Lewis Hamilton says he has spoken to some of the Formula One drivers who have not taken a knee - and hopes to unite the grid on the issue.

Eleven of the 20 drivers joined Hamilton in performing the anti-racism gesture ahead of Sunday's Styrian Grand Prix.

Red Bull driver Max Verstappen, Ferrari's Charles Leclerc, and 2007 world champion Kimi Raikkonen are among those who have elected to stand before the opening two grands prix.

"We had the drivers' briefing on Friday, and afterwards we all stayed on and debated whether to take a knee again," said Hamilton, who claimed his first victory of the season with a dominant performance at Spielberg's Red Bull Ring.

"I said I am going to continue to do it.

"After the Zoom call, I tried to spend one-on-one time with a few of those who had chosen to stand, and to have a chat with them.

"Some of the drivers maybe don't fully understand how impactful their voices can be to people. Some of them don't want to support Black Lives Matter but they stand for anti-racism, which is the same thing.

"I have made it clear that I am not supporting the political side, but the human rights' side of things.

"From the drivers' point of view we are going to come closer through this. I am not saying that everyone is going to take a knee. But over time as we get to talk about it more often I would like to think we will all be together in the understanding of it."

Hamilton performed a Black Power salute on top of his Mercedes and again on the podium following his triumph in Austria on Sunday.

The 35-year-old, whose win took him to within four points of championship leader and team-mate Valtteri Bottas, then vowed to spend the rest of his life combating racism.

He announced before the season that he will launch the Hamilton Commission in the hope of improving diversity in Formula One.

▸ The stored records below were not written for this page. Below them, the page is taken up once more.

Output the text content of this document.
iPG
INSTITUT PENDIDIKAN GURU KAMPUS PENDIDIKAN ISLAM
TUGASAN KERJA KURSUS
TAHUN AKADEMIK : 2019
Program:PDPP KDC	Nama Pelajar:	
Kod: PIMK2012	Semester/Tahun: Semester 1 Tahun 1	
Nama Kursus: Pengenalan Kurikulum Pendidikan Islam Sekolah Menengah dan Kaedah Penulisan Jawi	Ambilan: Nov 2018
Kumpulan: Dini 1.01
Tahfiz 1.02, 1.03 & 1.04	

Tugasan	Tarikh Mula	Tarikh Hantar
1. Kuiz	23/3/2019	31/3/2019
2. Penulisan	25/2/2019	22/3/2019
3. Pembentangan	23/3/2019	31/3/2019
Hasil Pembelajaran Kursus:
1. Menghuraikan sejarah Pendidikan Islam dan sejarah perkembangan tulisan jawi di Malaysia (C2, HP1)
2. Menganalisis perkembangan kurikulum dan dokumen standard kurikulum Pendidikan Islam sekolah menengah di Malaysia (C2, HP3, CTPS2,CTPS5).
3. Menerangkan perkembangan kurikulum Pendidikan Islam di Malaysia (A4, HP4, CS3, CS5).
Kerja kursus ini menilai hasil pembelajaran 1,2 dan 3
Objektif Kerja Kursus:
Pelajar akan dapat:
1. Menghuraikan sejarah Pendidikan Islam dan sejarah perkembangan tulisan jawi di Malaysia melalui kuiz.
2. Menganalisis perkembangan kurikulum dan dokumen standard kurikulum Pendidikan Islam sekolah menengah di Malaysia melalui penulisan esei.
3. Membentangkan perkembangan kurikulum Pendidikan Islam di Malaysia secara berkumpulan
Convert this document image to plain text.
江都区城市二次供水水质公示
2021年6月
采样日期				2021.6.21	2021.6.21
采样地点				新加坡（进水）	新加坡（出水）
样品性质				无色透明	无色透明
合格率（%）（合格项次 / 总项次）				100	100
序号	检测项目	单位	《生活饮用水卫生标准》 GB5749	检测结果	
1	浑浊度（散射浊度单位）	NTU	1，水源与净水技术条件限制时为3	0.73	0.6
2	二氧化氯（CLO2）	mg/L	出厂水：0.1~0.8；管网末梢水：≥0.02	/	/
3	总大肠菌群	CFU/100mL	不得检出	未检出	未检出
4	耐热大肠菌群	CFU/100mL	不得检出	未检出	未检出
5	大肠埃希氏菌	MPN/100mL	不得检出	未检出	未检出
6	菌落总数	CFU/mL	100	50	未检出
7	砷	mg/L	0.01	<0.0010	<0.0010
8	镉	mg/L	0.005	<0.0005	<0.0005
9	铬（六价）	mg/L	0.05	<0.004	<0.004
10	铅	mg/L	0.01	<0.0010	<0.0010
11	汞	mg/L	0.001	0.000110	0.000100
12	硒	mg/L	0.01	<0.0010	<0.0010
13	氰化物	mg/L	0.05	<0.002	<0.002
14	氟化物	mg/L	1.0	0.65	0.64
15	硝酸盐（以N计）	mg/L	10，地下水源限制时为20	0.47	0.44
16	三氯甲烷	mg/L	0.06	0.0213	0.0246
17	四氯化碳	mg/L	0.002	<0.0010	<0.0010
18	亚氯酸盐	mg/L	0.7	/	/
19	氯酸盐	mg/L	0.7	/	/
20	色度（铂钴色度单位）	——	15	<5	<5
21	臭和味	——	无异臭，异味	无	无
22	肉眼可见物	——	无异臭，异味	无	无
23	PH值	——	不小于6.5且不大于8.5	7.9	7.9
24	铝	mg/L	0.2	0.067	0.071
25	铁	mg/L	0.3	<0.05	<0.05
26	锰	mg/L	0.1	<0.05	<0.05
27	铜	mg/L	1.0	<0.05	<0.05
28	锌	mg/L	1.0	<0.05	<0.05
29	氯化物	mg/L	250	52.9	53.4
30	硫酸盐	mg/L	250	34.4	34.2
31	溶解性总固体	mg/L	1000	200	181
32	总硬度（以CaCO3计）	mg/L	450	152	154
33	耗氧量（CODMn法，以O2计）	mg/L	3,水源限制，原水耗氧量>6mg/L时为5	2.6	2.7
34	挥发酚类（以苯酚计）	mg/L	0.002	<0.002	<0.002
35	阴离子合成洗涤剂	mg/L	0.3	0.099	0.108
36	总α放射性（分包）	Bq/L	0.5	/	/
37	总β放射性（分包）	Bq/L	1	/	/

Hamilton remains the only black driver on the grid.

"It seems that for hundreds of years, for people of colour, their lives have been less important," added the Mercedes driver.

"There are some people who have not grown up around it, who don't have friends who have been subjected to abuse.

"I have got black friends who have managed to go through their lives without any particular abuse in their community. They have grown up in a black community, where there are others who, like myself, have grown up in a white community.

"What I can say is that this is not it. Us taking a knee and having a black car doesn't solve the problem, it raises awareness but we have got a whole season, a whole year and in my mind we have got a constant fight that we all have to do.

"We can all chip in, play our part and have a positive impact."